無意識を意識する作業は、顔面神経麻痺を経験した人であれば誰もが意識する大事なトレーニングの一部ではないでしょうか。日頃気にも留めない小さなものが、顔の片面が動かなくなる事で、どれだけ大きな働きをしてくれているか気付かされます。数ある無意識の中でも、特に「瞬き」は私に大きな影響をもたらしました。

そもそも、顔の異変に気が付いたのは瞬きが出来ない自分の顔を鏡で見た瞬間でした。あまりにも無意識な仕草故、「何か目が変だな」と言う感覚だけで、鏡を見るまで自分の右目が瞬きをしていない事に気が付きませんでした。それに気付いてからは、さぁ大変!

一般の成人で1分間に10~30回繰り返すこの繊細な仕草は、自分の目をありとあらゆる外的要素から守ってくれています。まず、目が乾くので頻繁に軟膏や目薬で潤い補給をしないといけません。就寝時は柔らかい医療用テープでまぶたを閉じないと、寝ている間に大怪我になりかねません。更に、ふわりと風でも吹けば目がしみる。小さなホコリや虫が飛んで来ても、目を見開いて待ち構えるしか出来ません。この時期、私の右目は沢山の虫をオープングローブの様にキャッチしていました。まつ毛も日々抜けて生え変わりますが、それが目の中に入らない様に守ってくれているのも瞬きです。髪の毛先が1本でも触れれば、「痛っ!」となるありさま。シャンプーや洗顔の時も細かい注意が必要です。瞬きなしの眼球は、素足で山登りをしている位、何とも過酷な状況に曝されるのです。

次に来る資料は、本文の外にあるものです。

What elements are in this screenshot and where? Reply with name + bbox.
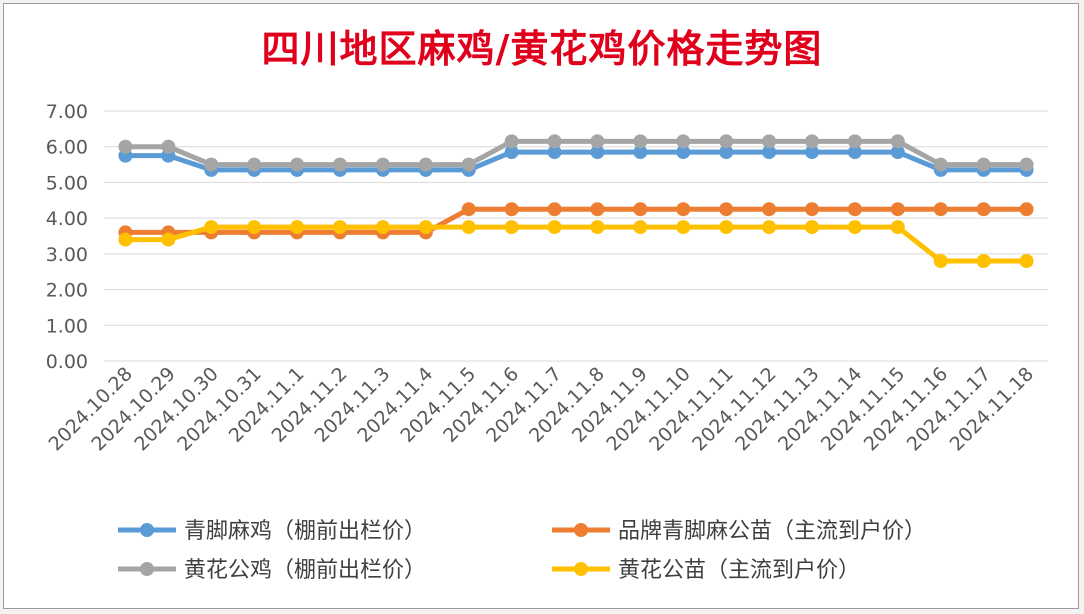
data-point bbox=[933, 254, 948, 268]
data-point bbox=[933, 202, 948, 217]
series-line bbox=[125, 138, 1027, 168]
legend-swatch-marker bbox=[140, 562, 154, 576]
data-point bbox=[418, 157, 433, 172]
data-point bbox=[590, 145, 605, 160]
data-point bbox=[547, 134, 562, 149]
data-point bbox=[762, 134, 777, 149]
data-point bbox=[719, 220, 734, 235]
legend-swatch-marker bbox=[574, 523, 588, 537]
data-point bbox=[504, 220, 519, 235]
legend-label: 黄花公鸡（棚前出栏价） bbox=[184, 558, 426, 583]
data-point bbox=[676, 145, 691, 160]
data-point bbox=[590, 202, 605, 217]
data-point bbox=[461, 202, 476, 217]
data-point bbox=[890, 145, 905, 160]
y-tick-label: 0.00 bbox=[46, 351, 88, 373]
data-point bbox=[461, 220, 476, 235]
y-tick-label: 4.00 bbox=[46, 208, 88, 230]
data-point bbox=[290, 157, 305, 172]
data-point bbox=[1019, 202, 1034, 217]
data-point bbox=[633, 202, 648, 217]
series-line bbox=[125, 149, 1027, 173]
data-point bbox=[976, 254, 991, 268]
data-point bbox=[676, 220, 691, 235]
data-point bbox=[1019, 254, 1034, 268]
legend-swatch-marker bbox=[140, 523, 154, 537]
data-point bbox=[890, 220, 905, 235]
legend-swatch-marker bbox=[574, 562, 588, 576]
data-point bbox=[976, 157, 991, 172]
data-point bbox=[719, 134, 734, 149]
data-point bbox=[676, 202, 691, 217]
series-line bbox=[125, 224, 1027, 264]
data-point bbox=[976, 202, 991, 217]
data-point bbox=[504, 134, 519, 149]
data-point bbox=[247, 220, 262, 235]
data-point bbox=[590, 220, 605, 235]
data-point bbox=[504, 202, 519, 217]
data-point bbox=[633, 220, 648, 235]
series-line bbox=[125, 206, 1027, 235]
legend-label: 黄花公苗（主流到户价） bbox=[618, 558, 860, 583]
data-point bbox=[333, 220, 347, 235]
data-point bbox=[161, 139, 176, 154]
data-point bbox=[418, 220, 433, 235]
data-point bbox=[633, 134, 648, 149]
data-point bbox=[633, 145, 648, 160]
data-point bbox=[118, 232, 133, 247]
data-point bbox=[1019, 157, 1034, 172]
y-tick-label: 7.00 bbox=[46, 101, 88, 123]
data-point bbox=[805, 145, 819, 160]
data-point bbox=[375, 220, 390, 235]
data-point bbox=[805, 134, 819, 149]
legend-label: 青脚麻鸡（棚前出栏价） bbox=[184, 519, 426, 544]
data-point bbox=[847, 134, 862, 149]
data-point bbox=[719, 145, 734, 160]
data-point bbox=[890, 202, 905, 217]
y-tick-label: 2.00 bbox=[46, 280, 88, 302]
data-point bbox=[547, 220, 562, 235]
data-point bbox=[204, 157, 219, 172]
y-tick-label: 6.00 bbox=[46, 137, 88, 159]
data-point bbox=[290, 220, 305, 235]
data-point bbox=[805, 220, 819, 235]
chart-frame bbox=[3, 3, 1079, 609]
data-point bbox=[933, 157, 948, 172]
data-point bbox=[161, 232, 176, 247]
chart-title: 四川地区麻鸡/黄花鸡价格走势图 bbox=[261, 26, 823, 71]
data-point bbox=[762, 145, 777, 160]
y-tick-label: 5.00 bbox=[46, 172, 88, 194]
data-point bbox=[762, 202, 777, 217]
data-point bbox=[719, 202, 734, 217]
data-point bbox=[504, 145, 519, 160]
data-point bbox=[118, 139, 133, 154]
data-point bbox=[590, 134, 605, 149]
data-point bbox=[247, 157, 262, 172]
data-point bbox=[676, 134, 691, 149]
data-point bbox=[890, 134, 905, 149]
y-tick-label: 3.00 bbox=[46, 244, 88, 266]
data-point bbox=[375, 157, 390, 172]
data-point bbox=[333, 157, 347, 172]
data-point bbox=[805, 202, 819, 217]
legend-label: 品牌青脚麻公苗（主流到户价） bbox=[618, 519, 926, 544]
data-point bbox=[461, 157, 476, 172]
data-point bbox=[762, 220, 777, 235]
y-tick-label: 1.00 bbox=[46, 315, 88, 337]
data-point bbox=[547, 145, 562, 160]
data-point bbox=[847, 220, 862, 235]
data-point bbox=[847, 145, 862, 160]
data-point bbox=[204, 220, 219, 235]
data-point bbox=[547, 202, 562, 217]
data-point bbox=[847, 202, 862, 217]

私の場合、最初の数ヶ月は軟膏とヒアルロン酸ナトリウム点眼液を毎日ヘビロテしていました。更に、医者からは充血がある時の軟膏と、痒みが出た時の点眼液、そして長期戦を考慮して長く安心して点眼できる無添加の人口涙液型点眼剤を処方され、目薬だけでも5種類以上も保持するという大掛かりな事になっていました。自分のポケットや化粧ポーチの中に、必ずお守りのごとく点眼液が装備されている状態が1年以上続いたのです。

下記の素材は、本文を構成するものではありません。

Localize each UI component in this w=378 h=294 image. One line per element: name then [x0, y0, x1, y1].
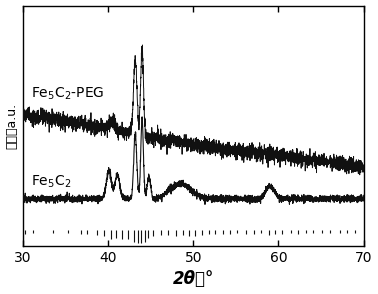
X-axis label: 2θ／°: 2θ／°: [172, 270, 214, 288]
Text: Fe$_5$C$_2$-PEG: Fe$_5$C$_2$-PEG: [31, 86, 105, 102]
Y-axis label: 強度／a.u.: 強度／a.u.: [6, 103, 19, 149]
Text: Fe$_5$C$_2$: Fe$_5$C$_2$: [31, 174, 71, 190]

薬を好まない性格上、ここ最近はアーユルヴェーダの自家製ギーを目のトリートメントに愛用しています。ギーはバターから水分と不純物(タンパク質)を取り除いた純粋なオイルで、消化促進、免疫力向上、悪玉コレストロールを下げ、質の良いエネルギーとして食用に幅広く使えます。また、眼のケアとしても有名で、ギーに含まれる豊富なビタミンAは眼の健康維持や視力改善に役立ちます。携帯やパソコンで目を酷使している人やドライアイの人にもナチュラルな眼のトリートメントとして、手足のマッサージオイルとして、アンチエイジング効果や抗酸化作用もあったりと沢山の効能が備わっています。食べて良し塗って良し、お家で簡単に作れる我が家の万能オイルです。

瞬きは無意識なだけに、トレーニングするのも一番根気がいる作業です。変に意識して瞬きを試みると、顔の他の部分に力が入ってしまったり、シワが寄ってしまったりで、綺麗に開閉出来ません。顔全体の力を抜いて、顔面神経麻痺スペシャリストに習ったピラティスの様に地味なトレーニングをコツコツと続けるしか道はありません。ミリ単位で瞬きが上手になっていく度に感極まる思いでした!

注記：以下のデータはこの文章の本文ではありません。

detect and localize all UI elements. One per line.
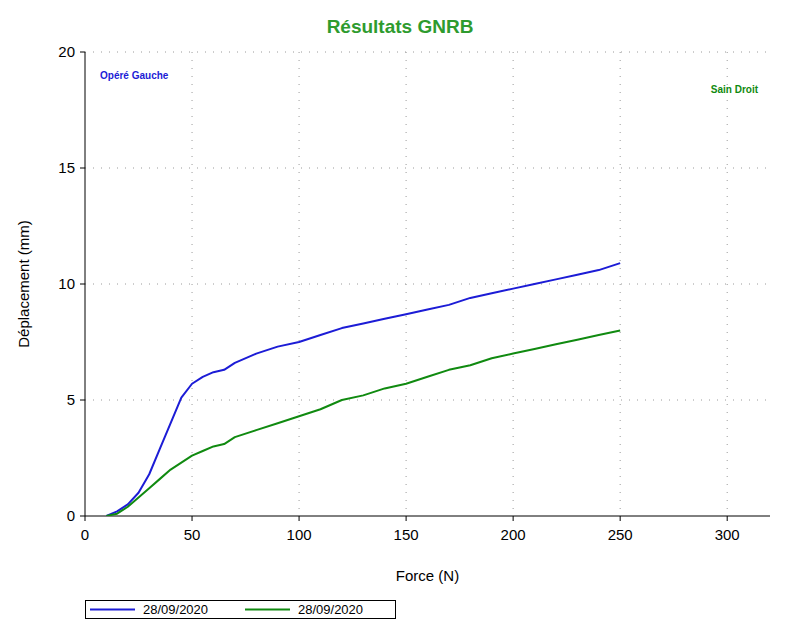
grid-line bbox=[85, 168, 770, 169]
tick-label: 5 bbox=[67, 391, 75, 408]
y-axis bbox=[85, 52, 86, 516]
tick bbox=[80, 400, 85, 401]
tick-label: 0 bbox=[81, 526, 89, 543]
tick-label: 300 bbox=[715, 526, 740, 543]
grid-line bbox=[192, 52, 193, 516]
tick bbox=[299, 516, 300, 521]
series-line bbox=[106, 330, 620, 516]
annotation: Opéré Gauche bbox=[100, 70, 169, 81]
tick-label: 50 bbox=[184, 526, 201, 543]
tick bbox=[620, 516, 621, 521]
tick-label: 200 bbox=[501, 526, 526, 543]
grid-line bbox=[85, 400, 770, 401]
legend-swatch bbox=[245, 609, 290, 611]
tick bbox=[85, 516, 86, 521]
tick bbox=[513, 516, 514, 521]
series-line bbox=[106, 263, 620, 516]
tick bbox=[80, 52, 85, 53]
legend-box bbox=[86, 601, 396, 619]
y-axis-label: Déplacement (mm) bbox=[15, 220, 32, 348]
tick bbox=[406, 516, 407, 521]
legend: 28/09/2020 28/09/2020 bbox=[86, 601, 396, 619]
tick-label: 250 bbox=[608, 526, 633, 543]
chart: Résultats GNRB05101520050100150200250300… bbox=[0, 0, 800, 627]
grid-line bbox=[85, 284, 770, 285]
grid bbox=[85, 52, 770, 516]
tick bbox=[80, 168, 85, 169]
grid-line bbox=[513, 52, 514, 516]
tick-label: 20 bbox=[58, 43, 75, 60]
tick-label: 0 bbox=[67, 507, 75, 524]
tick-label: 150 bbox=[394, 526, 419, 543]
grid-line bbox=[620, 52, 621, 516]
tick bbox=[727, 516, 728, 521]
tick-label: 100 bbox=[287, 526, 312, 543]
grid-line bbox=[85, 52, 770, 53]
x-axis bbox=[85, 516, 770, 517]
tick-label: 10 bbox=[58, 275, 75, 292]
tick bbox=[80, 284, 85, 285]
grid-line bbox=[299, 52, 300, 516]
legend-label: 28/09/2020 bbox=[143, 602, 208, 617]
grid-line bbox=[406, 52, 407, 516]
legend-swatch bbox=[90, 609, 135, 611]
title: Résultats GNRB bbox=[327, 16, 474, 37]
legend-label: 28/09/2020 bbox=[298, 602, 363, 617]
tick bbox=[80, 516, 85, 517]
annotation: Sain Droit bbox=[711, 84, 759, 95]
grid-line bbox=[727, 52, 728, 516]
x-axis-label: Force (N) bbox=[396, 567, 459, 584]
plot-area bbox=[106, 263, 620, 516]
tick-label: 15 bbox=[58, 159, 75, 176]
tick bbox=[192, 516, 193, 521]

人は何かを失う事でそのありがたみを知ることが多々ありますが、不思議な事に、まず失ってみないとそれに気が付きません。顔に限らず日常の中の無意識を探して見ると、些細なものに守られているそんな日常が見えてくるのではないでしょうか。小さなものや、空気の様なもの、当たり前に存在するもの程、なくてはならない絶大なものなのだと、瞬きが教えてくれました。無意識を意識してみると、身の回りの小さなミラクルに感謝せずにはいられません。

注)これはRHSに対する専門的医療知識を提供するものではありせん。あくまでも個人的な経験を通して感じた事や学んだ事として参考にして頂ければ幸いです。